The clean and jerk section would be decisive. Mirabai failed in her first attempt at 111kgs. She was successful in her second attempt immediately after but Surodchana put the pressure back on Mirabai by lifting 112kgs in her second attempt.

“That bad lift disturbed my rhythm. I was having painful cramps due to my periods and that failed attempt not only dazed me but probably affected my preparation. For me, lifting 111 was not a challenge but the unsuccessful lift probably made the difference in our planning,” said Mirabai on the sidelines of the launch of the ASMITA women’s weightlifting league in Modinagar on Tuesday.

Surodchana lifted 112kgs in clean and jerk for a total of 200kgs. Mirabai (total 199kgs) could not improve beyond 111 – she missed her final attempt at 114kgs -- and was relegated to the fourth position. There have been questions on her team’s selection of weights in the clean and jerk category but Mirabai reiterated that it was “just bad luck and the decision on weight selection was unanimous between her and the coach.”

“Me and my coach knew that even if we did 112 and 113, a medal was guaranteed. We came to Paris regularly doing up to 115 and 117, but kismat (luck) was not with us that evening,” said Mirabai.

While Mirabai put it down to a medal-denying bad lift, coach Sharma was more emotional about missing out on a podium finish. Uttering the lyrics of a famous Jagjit Singh ghazal -- Jo beet gya hai, woh gujar kyo nahi jata (Why doesn’t what has passed, just pass away?” – Sharma said: “It’s not easy to forget this. We had really prepared hard and wanted to make history again and set a benchmark. It was not to be.”

Sharma and Mirabai are working hard at the former’s Weightlifting Warriorz Academy in Modinagar. Going forward, she will be in a new weight category – 48kgs – and both refuse to put the cart before the horse as Mirabai still wants to achieve 90kgs in snatch. She will be 30 on August 8.

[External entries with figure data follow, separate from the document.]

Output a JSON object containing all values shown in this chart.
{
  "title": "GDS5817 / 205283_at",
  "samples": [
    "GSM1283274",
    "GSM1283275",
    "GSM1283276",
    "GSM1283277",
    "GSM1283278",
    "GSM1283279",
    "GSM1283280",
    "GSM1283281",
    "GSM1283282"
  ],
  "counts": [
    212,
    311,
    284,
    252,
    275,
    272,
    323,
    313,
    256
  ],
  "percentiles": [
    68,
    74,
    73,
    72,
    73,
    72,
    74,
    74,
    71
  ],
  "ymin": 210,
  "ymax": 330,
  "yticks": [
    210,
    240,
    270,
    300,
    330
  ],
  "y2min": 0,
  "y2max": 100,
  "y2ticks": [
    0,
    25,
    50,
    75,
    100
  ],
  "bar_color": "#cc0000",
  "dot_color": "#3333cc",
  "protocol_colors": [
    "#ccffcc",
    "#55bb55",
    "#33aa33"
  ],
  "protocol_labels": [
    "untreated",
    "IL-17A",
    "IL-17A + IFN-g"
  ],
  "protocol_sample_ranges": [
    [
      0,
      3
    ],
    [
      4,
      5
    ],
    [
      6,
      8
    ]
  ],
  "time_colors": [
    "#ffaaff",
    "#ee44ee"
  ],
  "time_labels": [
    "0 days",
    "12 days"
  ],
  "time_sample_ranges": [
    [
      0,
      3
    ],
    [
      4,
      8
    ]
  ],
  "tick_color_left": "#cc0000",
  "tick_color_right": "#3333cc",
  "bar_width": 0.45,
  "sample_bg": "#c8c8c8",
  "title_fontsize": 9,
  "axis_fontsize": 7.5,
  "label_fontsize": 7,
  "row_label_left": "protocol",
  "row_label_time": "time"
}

“I have been working on slight tweaks in my technique, particularly in snatch. Snatch is all technique while clean and jerk is more power based. How to lift and progress, how to control the back, execution of the second pull, all those aspects need technical refinement. These are little changes but over the years, the body develops muscle memory which is hard to let go,” Mirabai told a group of selected media personnel.

Keeping fit and peaking in the big tournaments will be key to Mirabai’s progress. Her immediate calendar includes the Commonwealth Championships in Ahmedabad from August 24-30. Then her biggest test will come in the IWF World Championships in Forde, Norway from October 2-11.

The goal will then shift to the 2026 Asian Games which will be held in Aichi-Nagoya in Japan from September 19 to October 4. Mirabai’s cupboard doesn’t have an Asian Games gold medal yet. The LA 2028 Olympics are not in Team Mirabai’s mind yet!